The other night I dreamt there had been some sort of cataclysmic event. I think war had broken out and people were panicking and trying to flee the area I was living in. I was with my boyfriend and we were trying to get some supplies together before escaping out into the countryside. Except I remember what I was thinking whilst searching for supplies. I went into a very posh chocolate shop and was thinking how annoying it was that the first time looting becomes acceptable I find a fabulous chocolate shop and shouldn't really waste my energy carrying it. I chose one box of chocolates and then went into the back of the shop where they had booze. Then spent a while trying to work out which spirit would be most suitable. Whisky or vodka, whisky or vodka. I was thinking whisky would probably be better for keeping our spirits up. But thought maybe vodka would be better for sterilising wounds. In the end I decided it was probably worth taking both just in case. And bottles would be useful for carrying water once the spirit runs out anyway. So, next thing to consider was transport. My boyfriend decided it was a great excuse to get a motorbike.
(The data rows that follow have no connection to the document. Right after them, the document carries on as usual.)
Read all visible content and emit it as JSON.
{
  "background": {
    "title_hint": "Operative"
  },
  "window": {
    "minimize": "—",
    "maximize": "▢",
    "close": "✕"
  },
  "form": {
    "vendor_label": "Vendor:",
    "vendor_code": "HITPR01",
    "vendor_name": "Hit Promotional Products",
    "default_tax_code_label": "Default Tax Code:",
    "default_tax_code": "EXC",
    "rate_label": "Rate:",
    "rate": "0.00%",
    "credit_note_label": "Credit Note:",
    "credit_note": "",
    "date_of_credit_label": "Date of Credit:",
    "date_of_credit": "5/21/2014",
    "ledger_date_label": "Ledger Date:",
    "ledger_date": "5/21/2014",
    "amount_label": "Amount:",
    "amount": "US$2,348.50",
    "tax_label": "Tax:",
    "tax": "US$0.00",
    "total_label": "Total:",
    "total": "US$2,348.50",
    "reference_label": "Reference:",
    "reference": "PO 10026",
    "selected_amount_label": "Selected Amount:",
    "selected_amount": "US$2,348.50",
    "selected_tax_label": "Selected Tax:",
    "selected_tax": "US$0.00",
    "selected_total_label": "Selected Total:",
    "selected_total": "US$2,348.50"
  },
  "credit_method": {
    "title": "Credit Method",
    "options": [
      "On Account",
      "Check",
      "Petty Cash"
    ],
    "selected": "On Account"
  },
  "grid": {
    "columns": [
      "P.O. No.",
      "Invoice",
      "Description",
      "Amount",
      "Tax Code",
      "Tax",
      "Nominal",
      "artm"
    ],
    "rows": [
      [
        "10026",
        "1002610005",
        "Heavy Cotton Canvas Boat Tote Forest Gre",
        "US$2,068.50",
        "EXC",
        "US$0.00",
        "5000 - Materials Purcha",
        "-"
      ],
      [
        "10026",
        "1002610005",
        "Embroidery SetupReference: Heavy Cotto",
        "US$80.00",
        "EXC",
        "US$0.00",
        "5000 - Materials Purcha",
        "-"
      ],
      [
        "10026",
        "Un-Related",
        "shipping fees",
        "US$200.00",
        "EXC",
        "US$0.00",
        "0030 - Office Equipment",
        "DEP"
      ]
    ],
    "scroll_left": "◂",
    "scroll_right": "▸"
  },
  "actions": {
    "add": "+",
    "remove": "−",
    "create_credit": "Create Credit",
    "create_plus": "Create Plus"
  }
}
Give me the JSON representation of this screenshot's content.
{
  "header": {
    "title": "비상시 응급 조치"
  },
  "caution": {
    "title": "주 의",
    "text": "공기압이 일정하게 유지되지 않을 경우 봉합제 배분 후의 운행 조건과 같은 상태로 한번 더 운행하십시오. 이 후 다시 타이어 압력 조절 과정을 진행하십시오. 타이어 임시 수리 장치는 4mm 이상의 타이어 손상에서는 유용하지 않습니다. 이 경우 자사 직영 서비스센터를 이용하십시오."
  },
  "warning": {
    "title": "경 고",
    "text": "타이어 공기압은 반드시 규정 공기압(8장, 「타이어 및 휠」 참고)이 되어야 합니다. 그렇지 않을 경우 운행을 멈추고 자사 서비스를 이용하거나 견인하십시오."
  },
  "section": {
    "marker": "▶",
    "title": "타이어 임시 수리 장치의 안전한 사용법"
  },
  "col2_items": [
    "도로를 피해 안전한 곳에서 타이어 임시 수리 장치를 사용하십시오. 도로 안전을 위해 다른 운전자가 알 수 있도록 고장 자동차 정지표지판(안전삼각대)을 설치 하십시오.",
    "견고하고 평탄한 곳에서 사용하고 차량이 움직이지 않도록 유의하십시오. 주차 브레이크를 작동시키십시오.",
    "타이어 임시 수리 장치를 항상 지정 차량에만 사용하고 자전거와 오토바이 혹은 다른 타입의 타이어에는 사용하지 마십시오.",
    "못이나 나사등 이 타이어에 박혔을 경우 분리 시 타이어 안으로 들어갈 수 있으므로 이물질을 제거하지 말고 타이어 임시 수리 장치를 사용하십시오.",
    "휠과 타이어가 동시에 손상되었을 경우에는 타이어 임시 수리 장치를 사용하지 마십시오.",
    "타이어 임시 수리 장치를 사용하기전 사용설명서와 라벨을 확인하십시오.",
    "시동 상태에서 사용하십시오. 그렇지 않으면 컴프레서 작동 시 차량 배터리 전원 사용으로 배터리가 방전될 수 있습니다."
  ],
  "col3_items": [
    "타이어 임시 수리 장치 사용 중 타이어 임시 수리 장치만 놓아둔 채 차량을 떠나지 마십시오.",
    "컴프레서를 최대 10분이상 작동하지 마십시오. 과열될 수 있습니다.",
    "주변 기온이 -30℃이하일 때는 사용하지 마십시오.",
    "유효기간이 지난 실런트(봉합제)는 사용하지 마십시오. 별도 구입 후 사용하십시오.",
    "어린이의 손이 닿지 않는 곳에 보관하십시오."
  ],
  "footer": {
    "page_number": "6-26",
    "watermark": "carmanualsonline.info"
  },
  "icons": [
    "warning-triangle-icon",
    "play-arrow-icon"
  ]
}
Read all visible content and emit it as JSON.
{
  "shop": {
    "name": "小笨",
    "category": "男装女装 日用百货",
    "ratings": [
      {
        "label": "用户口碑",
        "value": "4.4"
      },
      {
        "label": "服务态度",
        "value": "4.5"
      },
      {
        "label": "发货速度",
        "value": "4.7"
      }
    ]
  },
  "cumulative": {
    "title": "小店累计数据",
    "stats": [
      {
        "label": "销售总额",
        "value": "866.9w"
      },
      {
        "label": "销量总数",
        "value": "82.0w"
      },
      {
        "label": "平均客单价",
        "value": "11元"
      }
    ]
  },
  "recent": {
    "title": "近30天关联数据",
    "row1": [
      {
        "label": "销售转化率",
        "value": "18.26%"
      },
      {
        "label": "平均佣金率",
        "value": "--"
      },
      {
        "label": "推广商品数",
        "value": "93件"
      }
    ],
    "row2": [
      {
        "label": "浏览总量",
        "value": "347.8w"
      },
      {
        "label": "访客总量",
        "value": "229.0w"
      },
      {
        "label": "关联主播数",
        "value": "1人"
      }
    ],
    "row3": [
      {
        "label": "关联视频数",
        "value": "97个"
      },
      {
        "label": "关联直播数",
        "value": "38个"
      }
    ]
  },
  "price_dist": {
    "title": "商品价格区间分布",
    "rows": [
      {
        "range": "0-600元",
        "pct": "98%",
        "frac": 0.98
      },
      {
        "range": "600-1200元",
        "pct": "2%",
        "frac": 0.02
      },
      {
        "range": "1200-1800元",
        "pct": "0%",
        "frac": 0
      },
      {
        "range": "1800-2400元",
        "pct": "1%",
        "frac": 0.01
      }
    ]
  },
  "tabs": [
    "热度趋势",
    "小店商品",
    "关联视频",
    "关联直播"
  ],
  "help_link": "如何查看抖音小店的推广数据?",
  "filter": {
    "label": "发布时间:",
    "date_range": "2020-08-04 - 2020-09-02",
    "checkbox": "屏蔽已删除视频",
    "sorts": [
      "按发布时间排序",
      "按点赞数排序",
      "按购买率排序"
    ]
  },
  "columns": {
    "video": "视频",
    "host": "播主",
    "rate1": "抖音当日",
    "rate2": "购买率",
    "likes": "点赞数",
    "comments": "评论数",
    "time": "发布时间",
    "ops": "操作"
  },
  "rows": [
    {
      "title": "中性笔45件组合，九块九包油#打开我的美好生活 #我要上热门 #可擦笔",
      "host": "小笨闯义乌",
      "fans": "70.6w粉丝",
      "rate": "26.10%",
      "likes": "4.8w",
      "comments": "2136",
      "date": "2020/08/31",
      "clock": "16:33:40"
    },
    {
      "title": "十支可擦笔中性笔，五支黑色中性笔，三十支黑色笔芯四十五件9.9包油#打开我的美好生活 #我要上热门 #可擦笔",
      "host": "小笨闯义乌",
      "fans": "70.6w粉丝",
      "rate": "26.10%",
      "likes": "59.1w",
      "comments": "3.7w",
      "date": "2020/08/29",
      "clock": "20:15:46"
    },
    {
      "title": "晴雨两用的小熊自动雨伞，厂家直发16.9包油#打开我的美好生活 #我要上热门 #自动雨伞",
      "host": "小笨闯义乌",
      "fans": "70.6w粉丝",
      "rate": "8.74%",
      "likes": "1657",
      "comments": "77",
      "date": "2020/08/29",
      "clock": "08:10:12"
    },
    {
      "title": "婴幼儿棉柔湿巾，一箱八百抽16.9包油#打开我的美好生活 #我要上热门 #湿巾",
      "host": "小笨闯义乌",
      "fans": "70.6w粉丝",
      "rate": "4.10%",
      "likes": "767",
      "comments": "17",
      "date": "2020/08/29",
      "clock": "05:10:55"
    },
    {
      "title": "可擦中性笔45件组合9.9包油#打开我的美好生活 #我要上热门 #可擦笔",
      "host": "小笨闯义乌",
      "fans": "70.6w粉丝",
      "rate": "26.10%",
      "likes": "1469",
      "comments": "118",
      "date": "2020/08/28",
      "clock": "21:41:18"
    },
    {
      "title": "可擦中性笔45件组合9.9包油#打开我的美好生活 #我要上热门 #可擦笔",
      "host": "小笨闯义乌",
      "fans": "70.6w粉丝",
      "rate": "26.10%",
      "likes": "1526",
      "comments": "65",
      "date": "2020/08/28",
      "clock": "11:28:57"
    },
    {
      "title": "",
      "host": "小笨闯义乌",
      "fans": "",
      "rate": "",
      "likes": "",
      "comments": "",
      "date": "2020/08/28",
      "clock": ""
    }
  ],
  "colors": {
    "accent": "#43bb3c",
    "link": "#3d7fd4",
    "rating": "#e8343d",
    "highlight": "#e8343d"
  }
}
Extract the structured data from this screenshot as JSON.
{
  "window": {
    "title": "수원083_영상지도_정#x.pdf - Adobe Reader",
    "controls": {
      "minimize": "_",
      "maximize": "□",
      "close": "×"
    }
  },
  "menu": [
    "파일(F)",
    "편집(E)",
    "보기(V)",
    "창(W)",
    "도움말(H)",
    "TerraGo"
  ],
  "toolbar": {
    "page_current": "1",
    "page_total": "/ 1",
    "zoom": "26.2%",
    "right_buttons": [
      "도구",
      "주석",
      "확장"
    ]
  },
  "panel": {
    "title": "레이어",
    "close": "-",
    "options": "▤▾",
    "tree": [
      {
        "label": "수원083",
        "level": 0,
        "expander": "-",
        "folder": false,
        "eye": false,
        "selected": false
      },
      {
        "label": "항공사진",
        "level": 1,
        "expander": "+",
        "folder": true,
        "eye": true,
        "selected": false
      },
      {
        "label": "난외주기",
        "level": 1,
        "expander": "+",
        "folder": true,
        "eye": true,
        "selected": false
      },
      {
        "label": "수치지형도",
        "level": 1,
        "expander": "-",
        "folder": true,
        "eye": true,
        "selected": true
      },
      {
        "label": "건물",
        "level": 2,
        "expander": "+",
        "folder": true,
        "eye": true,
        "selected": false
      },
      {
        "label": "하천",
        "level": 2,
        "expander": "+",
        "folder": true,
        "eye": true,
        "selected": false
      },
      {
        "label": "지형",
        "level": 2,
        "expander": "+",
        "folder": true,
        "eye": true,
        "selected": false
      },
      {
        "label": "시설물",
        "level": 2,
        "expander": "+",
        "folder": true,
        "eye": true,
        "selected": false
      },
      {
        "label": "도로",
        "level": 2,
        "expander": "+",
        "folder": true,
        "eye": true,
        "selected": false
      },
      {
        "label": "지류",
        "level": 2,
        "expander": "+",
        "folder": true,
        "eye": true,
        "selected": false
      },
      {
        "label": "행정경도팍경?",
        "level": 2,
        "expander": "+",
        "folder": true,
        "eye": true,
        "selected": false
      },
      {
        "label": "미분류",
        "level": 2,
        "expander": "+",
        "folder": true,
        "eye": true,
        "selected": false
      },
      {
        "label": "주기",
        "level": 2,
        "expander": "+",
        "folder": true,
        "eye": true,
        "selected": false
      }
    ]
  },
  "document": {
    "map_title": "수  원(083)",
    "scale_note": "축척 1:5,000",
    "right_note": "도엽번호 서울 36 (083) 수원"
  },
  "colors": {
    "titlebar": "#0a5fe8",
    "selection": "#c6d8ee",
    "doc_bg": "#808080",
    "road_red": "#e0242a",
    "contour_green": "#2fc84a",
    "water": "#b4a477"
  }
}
I was of the opinion horses would be more suitable given they don't need petrol and are probably better at travelling cross country.
There was a fair bit more before and after but that was the most vivid part of the dream. And very bizarre. I can still remember how I felt, dithering in front of the booze.

As far as I'm aware, most people dream about people they know, places they've been, situations they have experienced. I seem to do the opposite. The majority of people in my dreams are as far as I can tell, entirely figments of my imagination. Very occasionally I will be with someone I know but that is quite rare. Last night I even took it to a new level. I bought my lunch from someone in a shop. And then saw them again at a prize ceremony (she was getting an award). She recognised me too so we had a chat. So I'll meet people I know from my dreams, in my dreams, but won't meet people I know in real life? Locations are usually entirely unrecognisable too. It's not that it's *my* home and just looks a bit funny, it's a totally different place.

Plus it turns out my dreams normally have a cinema rating of 15. Some violence but no blood on screen. Weird huh.

Tuesday, 7 April 2009


It's funny, despite the fact I only started this blog for my own entertainment, I'm loathe to post in case it turns out boring. I have no expectations that anyone else will read this. But I keep thinking "No, that's not interesting enough to blog about". I'll just have to be more interesting!

Plans for tomorrow:
Investigate potential new career
Go to gym
Get a haircut
Magically transform into an interesting person?

Wednesday, 1 April 2009

First Post...

Well hello there. Whoever you are. And for whatever reason you're reading my blog.

I'm not entirely sure yet what I'm going to blog about so intend to blog about life, the universe, and everything until I decide. Current possibilities:
Other crafty stuff
Things I notice/read about that are interesting
Current Affairs
Other stuff that doesn't fit into the categories above

My main plan is just to blog about stuff that I'm interested in at the time. This may or may not bore/offend/interest you.